Selanjutnya Ketua DPRD DIY Ketua DPRD DIY Yoeke Indra Agung Laksana memohon kepada Tim Revitalisasi Kepatihan agar Komisi A dilibatkan dalam kegiatan revitalisasi Kepatihan. Hal ini mencegah supaya bila terjadi sesuatu hal di kemudian hari tidak terjadi penyesalan.
"Kami berharap pertemuan warga Suryatmajan dengan Komisi A DPRD DIY menjadi bagian integral dari revitalisasi Komplek Kepatihan," ujarnya.

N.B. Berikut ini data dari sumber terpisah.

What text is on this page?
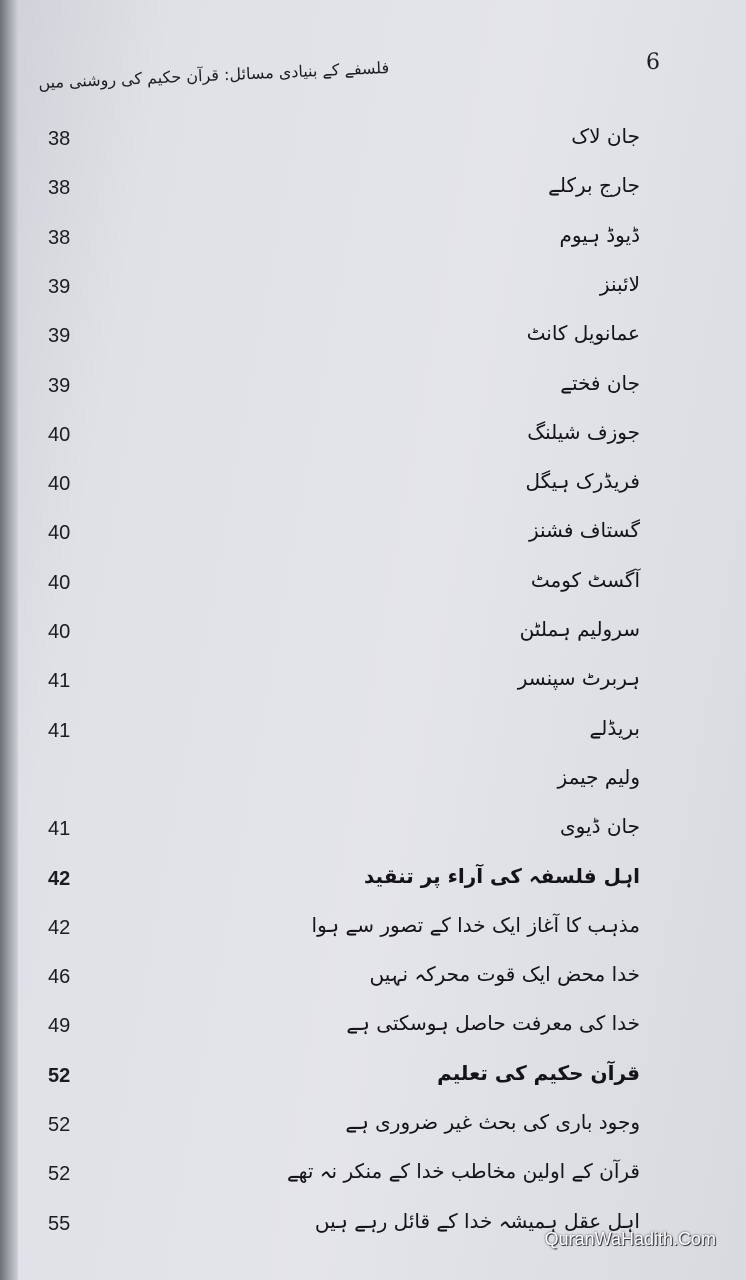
6
فلسفے کے بنیادی مسائل: قرآن حکیم کی روشنی میں
38	جان لاک
38	جارج برکلے
38	ڈیوڈ ہیوم
39	لائبنز
39	عمانویل کانٹ
39	جان فختے
40	جوزف شیلنگ
40	فریڈرک ہیگل
40	گستاف فشنز
40	آگسٹ کومٹ
40	سرولیم ہملٹن
41	ہربرٹ سپنسر
41	بریڈلے
ولیم جیمز
41	جان ڈیوی
42	اہل فلسفہ کی آراء پر تنقید
42	مذہب کا آغاز ایک خدا کے تصور سے ہوا
46	خدا محض ایک قوت محرکہ نہیں
49	خدا کی معرفت حاصل ہوسکتی ہے
52	قرآن حکیم کی تعلیم
52	وجود باری کی بحث غیر ضروری ہے
52	قرآن کے اولین مخاطب خدا کے منکر نہ تھے
55	اہل عقل ہمیشہ خدا کے قائل رہے ہیں
QuranWaHadith.Com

Penolakan warga Suryatmajan juga tampak jelas karena di depan rumah atau tempat usaha mereka terpasang spanduk-spanduk yang bertuliskan antara lain: 'Pemilik tanah Suryatmajan menolak revitalisasi Komplek Kepatihan', 'Kami pemilik tanah resah revitalisasi Komplek Kepatihan', 'Revitalisasi komplek Kepatihan Tidak pro rakyat', 'Jangan rebut tanah milik kami', 'Kami tidak mau jadi korban pembangunan', 'Tolak kebijakan tidak pro rakyat'.